Bernard Adamus de retour au Festival de la poutine

Photo de Erika Aubin
Par Erika Aubin
Bernard Adamus de retour au Festival de la poutine
Bernard Adamus sera sur la scène du Festival de la poutine le 22 août prochain. (Photo : gracieuseté)

MUSIQUE. Bernard Adamus a déjà fait plusieurs apparitions au Festival de la poutine, mais cela ne l’empêchera pas de fouler les planches de la scène pour une quatrième fois. Cette fois-ci, il profitera de son passage à Drummondville pour présenter son tout nouvel album : C’qui nous reste du Texas.

Même s’il a pris la décision de ne pas donner autant de spectacles que lors de ses précédentes tournées, Bernard Adamus n’a pas mis de côté le Festival de la poutine, un rendez-vous musical et gourmand organisé par ses amis de longue date, Les Trois Accords.

«Je feel un bon coton avec Les Trois Accords. Ils m’ont invité à leur festival dès le tout début, quand il avait encore lieu au parc Woodyatt. Puis, j’ai aussi déjà fait leurs premières parties, lors de spectacles en Europe», se remémore l’artiste.

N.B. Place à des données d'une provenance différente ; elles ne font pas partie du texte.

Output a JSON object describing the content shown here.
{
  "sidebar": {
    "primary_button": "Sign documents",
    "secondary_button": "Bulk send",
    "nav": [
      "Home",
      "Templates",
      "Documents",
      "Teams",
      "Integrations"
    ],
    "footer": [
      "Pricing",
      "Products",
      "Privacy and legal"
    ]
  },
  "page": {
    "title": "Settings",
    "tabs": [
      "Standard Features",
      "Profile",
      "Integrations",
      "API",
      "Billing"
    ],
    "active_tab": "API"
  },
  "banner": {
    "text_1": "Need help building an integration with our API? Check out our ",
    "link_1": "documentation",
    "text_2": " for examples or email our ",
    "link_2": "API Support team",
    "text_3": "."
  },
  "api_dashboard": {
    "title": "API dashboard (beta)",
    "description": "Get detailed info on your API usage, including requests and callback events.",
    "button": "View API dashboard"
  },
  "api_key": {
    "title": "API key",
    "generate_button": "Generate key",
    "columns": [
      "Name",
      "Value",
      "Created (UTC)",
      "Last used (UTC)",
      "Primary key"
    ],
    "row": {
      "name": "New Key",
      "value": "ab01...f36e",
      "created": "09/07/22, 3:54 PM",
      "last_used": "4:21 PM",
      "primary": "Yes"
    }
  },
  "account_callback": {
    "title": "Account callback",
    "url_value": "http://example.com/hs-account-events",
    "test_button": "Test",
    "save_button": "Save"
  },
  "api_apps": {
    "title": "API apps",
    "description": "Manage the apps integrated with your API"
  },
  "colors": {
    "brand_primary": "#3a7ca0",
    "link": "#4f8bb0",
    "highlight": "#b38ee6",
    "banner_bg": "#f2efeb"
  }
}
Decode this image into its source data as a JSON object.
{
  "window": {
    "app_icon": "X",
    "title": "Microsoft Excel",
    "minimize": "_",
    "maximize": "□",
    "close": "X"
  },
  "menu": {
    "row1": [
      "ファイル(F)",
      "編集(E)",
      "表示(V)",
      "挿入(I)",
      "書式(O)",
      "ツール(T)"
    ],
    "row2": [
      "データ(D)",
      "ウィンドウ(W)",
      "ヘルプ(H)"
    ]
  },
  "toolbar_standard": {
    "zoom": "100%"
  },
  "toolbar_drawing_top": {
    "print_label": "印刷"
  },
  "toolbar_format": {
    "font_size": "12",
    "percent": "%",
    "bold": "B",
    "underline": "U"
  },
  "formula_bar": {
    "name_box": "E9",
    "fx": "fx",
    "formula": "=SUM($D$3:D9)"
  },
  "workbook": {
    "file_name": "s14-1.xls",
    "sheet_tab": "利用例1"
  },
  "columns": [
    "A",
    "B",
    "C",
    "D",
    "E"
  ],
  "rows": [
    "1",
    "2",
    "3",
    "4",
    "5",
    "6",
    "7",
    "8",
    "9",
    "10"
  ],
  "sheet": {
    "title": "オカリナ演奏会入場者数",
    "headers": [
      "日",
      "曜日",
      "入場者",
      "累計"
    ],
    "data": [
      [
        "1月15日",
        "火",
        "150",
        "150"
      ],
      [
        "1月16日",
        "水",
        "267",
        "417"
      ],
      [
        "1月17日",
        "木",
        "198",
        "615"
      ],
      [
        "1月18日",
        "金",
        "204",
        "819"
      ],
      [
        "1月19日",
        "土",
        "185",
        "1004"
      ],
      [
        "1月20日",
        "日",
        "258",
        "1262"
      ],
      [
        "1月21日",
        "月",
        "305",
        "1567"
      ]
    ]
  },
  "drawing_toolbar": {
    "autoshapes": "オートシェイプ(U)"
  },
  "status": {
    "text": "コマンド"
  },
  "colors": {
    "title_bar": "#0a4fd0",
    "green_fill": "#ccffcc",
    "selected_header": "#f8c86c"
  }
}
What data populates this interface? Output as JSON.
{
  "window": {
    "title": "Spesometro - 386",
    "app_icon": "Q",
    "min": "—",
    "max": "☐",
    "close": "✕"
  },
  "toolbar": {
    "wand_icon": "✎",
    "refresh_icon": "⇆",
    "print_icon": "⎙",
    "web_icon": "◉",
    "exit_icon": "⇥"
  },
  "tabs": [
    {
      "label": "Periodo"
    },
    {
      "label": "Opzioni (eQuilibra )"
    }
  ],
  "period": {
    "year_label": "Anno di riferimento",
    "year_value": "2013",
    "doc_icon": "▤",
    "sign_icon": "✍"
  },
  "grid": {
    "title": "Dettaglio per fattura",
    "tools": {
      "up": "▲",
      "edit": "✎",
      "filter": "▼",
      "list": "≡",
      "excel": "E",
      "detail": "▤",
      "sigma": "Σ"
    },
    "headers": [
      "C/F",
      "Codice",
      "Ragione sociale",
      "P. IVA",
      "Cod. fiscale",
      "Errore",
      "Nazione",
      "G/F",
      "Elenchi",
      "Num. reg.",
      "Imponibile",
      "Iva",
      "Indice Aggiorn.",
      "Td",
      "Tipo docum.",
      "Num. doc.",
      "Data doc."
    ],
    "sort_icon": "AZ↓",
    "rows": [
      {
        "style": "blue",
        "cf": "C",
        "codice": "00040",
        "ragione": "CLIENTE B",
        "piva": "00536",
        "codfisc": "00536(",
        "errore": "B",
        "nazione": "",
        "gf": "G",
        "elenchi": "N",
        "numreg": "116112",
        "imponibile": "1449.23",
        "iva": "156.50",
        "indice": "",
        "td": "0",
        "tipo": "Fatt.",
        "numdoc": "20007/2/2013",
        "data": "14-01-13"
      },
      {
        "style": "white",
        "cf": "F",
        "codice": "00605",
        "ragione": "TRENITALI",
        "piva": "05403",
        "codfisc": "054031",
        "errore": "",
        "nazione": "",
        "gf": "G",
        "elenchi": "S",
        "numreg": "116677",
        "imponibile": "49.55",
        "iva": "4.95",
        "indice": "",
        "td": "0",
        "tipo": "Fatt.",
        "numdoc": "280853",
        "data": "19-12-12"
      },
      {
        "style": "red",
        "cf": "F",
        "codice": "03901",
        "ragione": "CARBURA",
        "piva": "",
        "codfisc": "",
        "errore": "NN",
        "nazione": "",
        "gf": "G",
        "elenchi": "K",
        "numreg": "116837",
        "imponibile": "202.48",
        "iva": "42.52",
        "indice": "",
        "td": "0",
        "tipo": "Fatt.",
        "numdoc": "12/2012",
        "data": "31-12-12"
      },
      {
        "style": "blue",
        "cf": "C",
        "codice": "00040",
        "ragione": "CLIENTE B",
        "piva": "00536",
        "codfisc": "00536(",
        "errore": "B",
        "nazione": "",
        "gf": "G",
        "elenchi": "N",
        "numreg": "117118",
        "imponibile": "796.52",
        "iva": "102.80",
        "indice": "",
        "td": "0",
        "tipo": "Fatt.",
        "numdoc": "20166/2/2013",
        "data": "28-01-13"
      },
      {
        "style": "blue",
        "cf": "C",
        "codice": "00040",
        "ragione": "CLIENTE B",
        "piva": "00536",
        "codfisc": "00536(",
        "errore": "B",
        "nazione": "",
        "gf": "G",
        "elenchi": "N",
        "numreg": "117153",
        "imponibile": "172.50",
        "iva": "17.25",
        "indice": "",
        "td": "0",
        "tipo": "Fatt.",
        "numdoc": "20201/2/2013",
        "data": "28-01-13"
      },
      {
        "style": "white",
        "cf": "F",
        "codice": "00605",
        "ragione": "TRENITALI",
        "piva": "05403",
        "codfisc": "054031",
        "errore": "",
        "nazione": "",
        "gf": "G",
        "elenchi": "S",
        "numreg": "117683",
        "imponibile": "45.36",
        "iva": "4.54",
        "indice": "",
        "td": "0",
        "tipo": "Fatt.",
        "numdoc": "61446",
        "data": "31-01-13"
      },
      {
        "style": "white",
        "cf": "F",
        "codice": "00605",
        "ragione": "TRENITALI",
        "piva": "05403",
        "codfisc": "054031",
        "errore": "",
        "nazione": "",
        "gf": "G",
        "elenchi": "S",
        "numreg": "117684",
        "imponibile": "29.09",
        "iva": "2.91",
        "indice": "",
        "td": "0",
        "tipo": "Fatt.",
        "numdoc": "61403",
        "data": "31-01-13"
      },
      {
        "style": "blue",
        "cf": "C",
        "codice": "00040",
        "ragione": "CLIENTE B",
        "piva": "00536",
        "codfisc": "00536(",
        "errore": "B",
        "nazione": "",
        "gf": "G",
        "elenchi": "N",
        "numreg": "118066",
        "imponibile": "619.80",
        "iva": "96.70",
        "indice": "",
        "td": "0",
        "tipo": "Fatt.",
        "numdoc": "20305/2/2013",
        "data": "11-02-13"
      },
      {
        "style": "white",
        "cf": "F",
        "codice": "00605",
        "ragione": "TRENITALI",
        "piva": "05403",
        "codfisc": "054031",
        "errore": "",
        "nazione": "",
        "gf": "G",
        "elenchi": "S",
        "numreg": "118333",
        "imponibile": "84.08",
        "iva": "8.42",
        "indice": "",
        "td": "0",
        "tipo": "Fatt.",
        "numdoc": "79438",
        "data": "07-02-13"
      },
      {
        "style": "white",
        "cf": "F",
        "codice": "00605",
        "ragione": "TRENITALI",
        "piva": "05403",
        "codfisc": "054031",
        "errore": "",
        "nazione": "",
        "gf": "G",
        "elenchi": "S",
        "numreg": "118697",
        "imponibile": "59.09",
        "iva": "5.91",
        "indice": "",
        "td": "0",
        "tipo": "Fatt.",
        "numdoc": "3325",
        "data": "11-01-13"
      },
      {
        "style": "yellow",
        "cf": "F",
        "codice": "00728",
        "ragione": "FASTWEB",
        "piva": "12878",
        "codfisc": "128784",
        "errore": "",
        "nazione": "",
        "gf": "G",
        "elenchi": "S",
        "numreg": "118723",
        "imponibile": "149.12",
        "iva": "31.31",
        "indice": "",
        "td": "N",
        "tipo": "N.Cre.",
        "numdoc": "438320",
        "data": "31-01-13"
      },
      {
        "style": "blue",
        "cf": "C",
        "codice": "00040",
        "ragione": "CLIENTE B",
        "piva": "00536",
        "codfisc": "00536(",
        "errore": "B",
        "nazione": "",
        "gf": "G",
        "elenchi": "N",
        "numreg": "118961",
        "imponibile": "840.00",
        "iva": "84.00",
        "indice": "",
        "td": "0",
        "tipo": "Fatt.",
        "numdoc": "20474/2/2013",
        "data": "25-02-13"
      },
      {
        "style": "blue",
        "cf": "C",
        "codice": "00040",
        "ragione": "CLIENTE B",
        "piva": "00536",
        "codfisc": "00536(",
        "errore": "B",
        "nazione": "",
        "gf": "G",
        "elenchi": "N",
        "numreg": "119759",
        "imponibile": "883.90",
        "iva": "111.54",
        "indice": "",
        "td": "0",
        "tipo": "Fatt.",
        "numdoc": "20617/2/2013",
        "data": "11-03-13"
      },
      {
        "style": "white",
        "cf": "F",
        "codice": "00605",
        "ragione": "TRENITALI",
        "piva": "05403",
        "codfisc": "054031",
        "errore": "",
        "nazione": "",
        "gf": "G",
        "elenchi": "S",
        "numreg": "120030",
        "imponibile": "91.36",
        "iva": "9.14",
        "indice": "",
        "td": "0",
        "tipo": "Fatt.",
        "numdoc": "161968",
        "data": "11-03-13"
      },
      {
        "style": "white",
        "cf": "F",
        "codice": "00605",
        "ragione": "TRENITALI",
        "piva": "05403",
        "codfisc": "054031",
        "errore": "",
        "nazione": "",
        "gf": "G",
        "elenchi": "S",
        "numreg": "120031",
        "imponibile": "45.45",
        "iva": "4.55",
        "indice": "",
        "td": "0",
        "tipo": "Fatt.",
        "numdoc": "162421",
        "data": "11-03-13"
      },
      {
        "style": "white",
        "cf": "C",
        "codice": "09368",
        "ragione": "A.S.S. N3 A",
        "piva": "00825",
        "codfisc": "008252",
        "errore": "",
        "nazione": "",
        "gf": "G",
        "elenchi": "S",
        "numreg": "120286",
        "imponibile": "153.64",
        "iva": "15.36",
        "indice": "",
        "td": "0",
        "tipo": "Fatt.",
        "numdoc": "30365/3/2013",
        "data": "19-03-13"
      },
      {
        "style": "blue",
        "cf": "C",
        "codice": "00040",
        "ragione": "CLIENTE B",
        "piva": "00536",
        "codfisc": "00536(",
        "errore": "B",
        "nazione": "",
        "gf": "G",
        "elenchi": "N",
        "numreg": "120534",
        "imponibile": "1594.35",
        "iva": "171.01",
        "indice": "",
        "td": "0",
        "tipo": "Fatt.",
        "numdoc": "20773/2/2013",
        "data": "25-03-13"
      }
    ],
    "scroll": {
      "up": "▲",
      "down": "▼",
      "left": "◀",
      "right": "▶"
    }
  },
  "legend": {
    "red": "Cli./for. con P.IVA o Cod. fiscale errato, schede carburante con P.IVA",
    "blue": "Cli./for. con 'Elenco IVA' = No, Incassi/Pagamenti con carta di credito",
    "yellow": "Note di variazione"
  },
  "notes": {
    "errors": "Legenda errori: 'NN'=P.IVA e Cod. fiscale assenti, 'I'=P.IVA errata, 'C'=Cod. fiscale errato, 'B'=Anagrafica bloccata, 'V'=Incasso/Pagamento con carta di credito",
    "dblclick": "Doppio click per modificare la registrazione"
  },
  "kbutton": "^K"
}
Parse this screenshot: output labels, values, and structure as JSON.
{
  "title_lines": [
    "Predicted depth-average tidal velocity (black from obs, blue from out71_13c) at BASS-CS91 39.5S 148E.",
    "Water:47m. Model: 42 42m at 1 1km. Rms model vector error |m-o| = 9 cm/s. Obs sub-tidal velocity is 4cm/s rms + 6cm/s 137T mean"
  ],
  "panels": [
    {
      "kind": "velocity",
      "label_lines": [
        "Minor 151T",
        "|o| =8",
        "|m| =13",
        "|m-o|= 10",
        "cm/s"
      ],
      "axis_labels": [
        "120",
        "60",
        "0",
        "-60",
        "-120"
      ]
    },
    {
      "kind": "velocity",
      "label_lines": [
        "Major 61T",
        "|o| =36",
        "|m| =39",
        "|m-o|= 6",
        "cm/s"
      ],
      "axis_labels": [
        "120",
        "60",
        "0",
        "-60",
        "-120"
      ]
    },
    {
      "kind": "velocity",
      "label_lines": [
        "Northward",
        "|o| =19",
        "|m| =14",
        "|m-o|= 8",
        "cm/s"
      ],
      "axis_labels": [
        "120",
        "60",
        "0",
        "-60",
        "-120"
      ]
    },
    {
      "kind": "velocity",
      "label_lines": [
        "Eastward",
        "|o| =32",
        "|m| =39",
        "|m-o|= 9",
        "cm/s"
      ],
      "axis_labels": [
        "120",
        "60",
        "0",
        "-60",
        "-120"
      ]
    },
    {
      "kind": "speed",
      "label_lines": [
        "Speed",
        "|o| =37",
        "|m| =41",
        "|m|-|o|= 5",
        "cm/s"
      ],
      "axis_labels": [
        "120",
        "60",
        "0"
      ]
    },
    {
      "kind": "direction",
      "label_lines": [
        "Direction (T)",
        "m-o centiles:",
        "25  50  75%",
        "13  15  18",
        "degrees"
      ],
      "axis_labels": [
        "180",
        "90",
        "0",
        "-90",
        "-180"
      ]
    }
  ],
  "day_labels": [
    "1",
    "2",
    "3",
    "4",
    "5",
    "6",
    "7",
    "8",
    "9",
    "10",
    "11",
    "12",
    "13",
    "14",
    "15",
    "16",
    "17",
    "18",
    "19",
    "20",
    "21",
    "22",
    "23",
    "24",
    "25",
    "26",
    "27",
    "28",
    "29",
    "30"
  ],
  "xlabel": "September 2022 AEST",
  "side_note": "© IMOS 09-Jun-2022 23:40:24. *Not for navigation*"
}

«Ça paraît que c’est un groupe qui a fait beaucoup de tournées, car il sait recevoir», ajoute-t-il sur un ton enjoué.

Le 22 août prochain, les fans de Bernard Adamus auront l’occasion d’entendre la musique de cette bête de scène. S’il prévoit jouer ses grands classiques et «essayer une petite surprise, un cover de circonstance», il présentera surtout son quatrième album C’qui nous reste du Texas, qu’il a lancé après une pause de presque deux ans.

C’est avec un léger «stress» que l’artiste a offert au public ce nouvel album. «C’est que ça faisait un bout que je n’avais pas présenté de nouvelles chansons. C’est certain que j’étais stressé, mais après quelques shows, ç’a passé», souligne-t-il.

C’qui nous reste du Texas laisse entendre des chansons très personnelles, «plus sombres». «Je suis retourné aux sources. J’ai vraiment écrit cet album pour moi-même. J’ai laissé de côté le volet «party» qu’on retrouve cependant sur mon disque Sorel Soviet So What, explique celui qui est reconnu pour aimer la fête. J’ai évacué l’aspect anecdotique et je l’ai remplacé par plus d’introspection».

Bernard Adamus se réjouit, car à chaque nouveau spectacle, son public chante de plus en plus fort ses dernières chansons. Réussira-t-il à enflammer Drummondville une autre fois lors de la soirée d’ouverture du Festival de la poutine?